Article Preview
Top1. Introduction
The recognition of Arabic handwritten script is a difficult task due to several challenges mainly linked to the different qualities and styles of handwriting that are subject to variation in writing within a single writer and between writers as well.
In the last two decades, many handwritten text recognition systems (Chherawala, Roy & Cheriet, 2013; Elarian et al., 2015; Sudir & Ravishankar, 2015) have been developed in several applications achieving acceptable/good results. Most of these works have focused on the feature extraction methods such as Gabor filter, the Scale Invariant Feature Transform (SIFT) descriptor, Invariant Moments (IM), Gradient-Structural-Concavity (GSC), the Histogram of Oriented Gradients (HOG) and the Pixel Intensities, etc. The choice of these hand-crafted features determines the performance of systems applied for classification and recognition. However, building good features from the textual image represents both a hard and a complex work. Yet, discriminative features for Latin/Asian text are not necessarily discriminative for Arabic text and vice versa.
In recent years, deep architectures have become popular for many machines learning (ML) and pattern recognition (PR) application. Deep learning (DL) methods have been effectively used for handwritten recognition and have been applied to digits and handwritten Arabic/Latin text databases. For example, Hinton et al. (Hinton, Osindero & Teh, 2006; Hinton & Salakhutdinov, 2006) proposed a greedy-training algorithm to construct a multi-layer network architecture which learns higher level feature representations, named Deep Belief Networks (DBN). Furthermore, LeCun et al. (LeCun, Bottou, Bengio & Haffner, 1998) used the Convolutional Neural Network (CNN) as a feature extraction and classification technique. Both methods i.e. DBN and CNN have obtained very high accuracy reaching 98.75% and even 99.47% respectively using MNIST datasets. The advantage of these deep networks is their ability to manage large dimensions input and to extract/learn features from the input data (image, speech) via deep layers automatically, allowing the use of raw data inputs rather than extracting a feature vector (manual descriptors) and learning complex decision border between classes. These Automatic features are invariant to the shift and shape distortions of the textual image input. On the contrary, the hand-crafted feature extractor needs elaborately designed features or even applies different types of features to achieve the distortion invariance of each character.
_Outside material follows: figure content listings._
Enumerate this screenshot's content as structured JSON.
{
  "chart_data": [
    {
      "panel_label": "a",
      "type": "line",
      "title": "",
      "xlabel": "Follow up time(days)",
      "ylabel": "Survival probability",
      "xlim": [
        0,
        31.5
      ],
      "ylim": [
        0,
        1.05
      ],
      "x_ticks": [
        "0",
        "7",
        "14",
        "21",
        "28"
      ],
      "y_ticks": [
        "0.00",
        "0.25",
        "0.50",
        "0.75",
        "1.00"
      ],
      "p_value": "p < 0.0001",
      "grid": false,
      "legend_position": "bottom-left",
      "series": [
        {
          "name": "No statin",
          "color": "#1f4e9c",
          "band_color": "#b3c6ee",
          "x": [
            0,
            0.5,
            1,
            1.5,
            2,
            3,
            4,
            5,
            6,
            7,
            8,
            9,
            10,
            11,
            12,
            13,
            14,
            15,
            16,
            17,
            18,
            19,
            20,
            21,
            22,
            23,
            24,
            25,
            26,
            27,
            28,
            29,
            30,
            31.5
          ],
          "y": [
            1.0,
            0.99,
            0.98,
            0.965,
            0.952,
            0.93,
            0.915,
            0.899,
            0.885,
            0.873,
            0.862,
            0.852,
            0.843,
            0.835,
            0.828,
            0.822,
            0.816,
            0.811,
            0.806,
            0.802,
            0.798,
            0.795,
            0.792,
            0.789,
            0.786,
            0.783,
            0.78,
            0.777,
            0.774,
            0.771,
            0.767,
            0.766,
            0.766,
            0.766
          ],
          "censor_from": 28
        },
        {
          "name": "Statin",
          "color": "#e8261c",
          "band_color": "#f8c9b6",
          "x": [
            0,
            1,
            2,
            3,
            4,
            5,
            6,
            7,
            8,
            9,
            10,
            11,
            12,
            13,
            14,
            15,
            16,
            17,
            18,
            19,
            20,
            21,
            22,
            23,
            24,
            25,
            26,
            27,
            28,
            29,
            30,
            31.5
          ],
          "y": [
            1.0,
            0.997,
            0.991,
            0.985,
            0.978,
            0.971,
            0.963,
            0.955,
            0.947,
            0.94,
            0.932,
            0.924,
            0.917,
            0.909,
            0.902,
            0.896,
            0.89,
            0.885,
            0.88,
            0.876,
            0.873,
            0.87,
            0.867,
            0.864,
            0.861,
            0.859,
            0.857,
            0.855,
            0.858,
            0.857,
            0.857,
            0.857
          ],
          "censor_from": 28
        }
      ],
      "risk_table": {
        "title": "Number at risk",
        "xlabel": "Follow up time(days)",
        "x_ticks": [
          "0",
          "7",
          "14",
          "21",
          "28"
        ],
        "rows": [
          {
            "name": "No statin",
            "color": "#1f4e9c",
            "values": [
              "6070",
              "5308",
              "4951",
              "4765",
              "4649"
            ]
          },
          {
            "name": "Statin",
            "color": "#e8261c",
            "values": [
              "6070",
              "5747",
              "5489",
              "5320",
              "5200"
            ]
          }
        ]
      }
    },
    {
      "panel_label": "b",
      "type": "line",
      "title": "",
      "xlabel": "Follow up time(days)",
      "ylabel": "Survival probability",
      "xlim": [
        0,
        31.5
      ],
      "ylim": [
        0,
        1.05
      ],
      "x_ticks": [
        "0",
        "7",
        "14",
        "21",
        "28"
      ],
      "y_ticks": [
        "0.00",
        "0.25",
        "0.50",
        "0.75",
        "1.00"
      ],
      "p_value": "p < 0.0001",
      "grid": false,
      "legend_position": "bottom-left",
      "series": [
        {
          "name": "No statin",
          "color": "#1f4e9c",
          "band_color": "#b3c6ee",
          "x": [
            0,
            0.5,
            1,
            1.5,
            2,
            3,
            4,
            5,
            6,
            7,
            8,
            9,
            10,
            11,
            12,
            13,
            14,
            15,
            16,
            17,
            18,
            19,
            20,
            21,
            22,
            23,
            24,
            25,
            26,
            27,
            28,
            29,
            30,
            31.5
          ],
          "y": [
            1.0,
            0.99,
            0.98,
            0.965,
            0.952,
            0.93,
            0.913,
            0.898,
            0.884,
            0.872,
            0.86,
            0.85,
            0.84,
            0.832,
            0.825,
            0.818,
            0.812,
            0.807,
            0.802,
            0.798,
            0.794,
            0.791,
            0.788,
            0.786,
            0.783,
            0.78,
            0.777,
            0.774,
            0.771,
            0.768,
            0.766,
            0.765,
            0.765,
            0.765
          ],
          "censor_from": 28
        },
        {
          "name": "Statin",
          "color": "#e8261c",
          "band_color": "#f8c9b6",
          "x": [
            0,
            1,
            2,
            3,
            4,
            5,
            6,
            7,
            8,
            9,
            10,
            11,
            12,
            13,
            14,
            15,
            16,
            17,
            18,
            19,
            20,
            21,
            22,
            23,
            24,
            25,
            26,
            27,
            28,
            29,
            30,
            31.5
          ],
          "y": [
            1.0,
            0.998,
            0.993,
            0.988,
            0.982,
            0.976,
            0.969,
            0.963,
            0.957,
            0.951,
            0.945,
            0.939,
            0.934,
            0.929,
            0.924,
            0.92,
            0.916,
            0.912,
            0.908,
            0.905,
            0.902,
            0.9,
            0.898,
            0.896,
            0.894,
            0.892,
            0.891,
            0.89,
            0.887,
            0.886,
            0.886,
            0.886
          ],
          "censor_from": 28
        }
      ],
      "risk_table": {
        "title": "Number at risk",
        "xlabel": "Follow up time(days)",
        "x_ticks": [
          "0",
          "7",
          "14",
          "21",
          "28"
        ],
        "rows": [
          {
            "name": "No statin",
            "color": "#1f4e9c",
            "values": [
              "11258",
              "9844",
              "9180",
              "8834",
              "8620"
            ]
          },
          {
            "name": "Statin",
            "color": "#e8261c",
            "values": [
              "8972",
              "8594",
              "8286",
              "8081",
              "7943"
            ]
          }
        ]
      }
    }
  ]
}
Within this context, handwritten recognition, different algorithms like Support Vector Machine (SVM), Multi-Layer Perceptron (MLP), Artificial Neural Networks (ANN) and Hidden Markov Model (HMM) etc. have been deeply exploited by researchers who attained a lot of favorable results. Performance and accuracy have been demonstrated by the systems in a large field of applications. However, among these shallow methods such as HMM presents a major problem in Arabic handwriting recognition due to the huge variability and distortions of patterns. Yet, MLP shows two restrictions in classification tasks. Firstly, there is not any theoretical relationship between both the classification task and the MLP structure. Secondly, MLP derives hyper-planes separation surfaces, in feature representation space, which are not optimal in terms of margin between the examples of two different classes.
On the other hand, being considered as one of the strongest and most vigorous algorithm of shallow networks in machine learning invented by Vapnik (Vapnik, 1998) support vector machines, have turned into being a popular approach used in various domains (Byun & Lee, 2003; Gorgevik, Cakmakov & Radevski, 2001; Guo, Li & Chan, 2000; Lahiani, Elleuch & Kherallah, 2015), like pattern recognition, classification, image processing, and hand gesture recognition. SVM provides a high generalization performance. Moreover, it uses the Structural Risk Minimization (SRM) principle and it tries to keep away the over-fitting problem by obtaining the decision hyper-plane which is most favorable to the maximum margin between classes (Vapnik, 1998).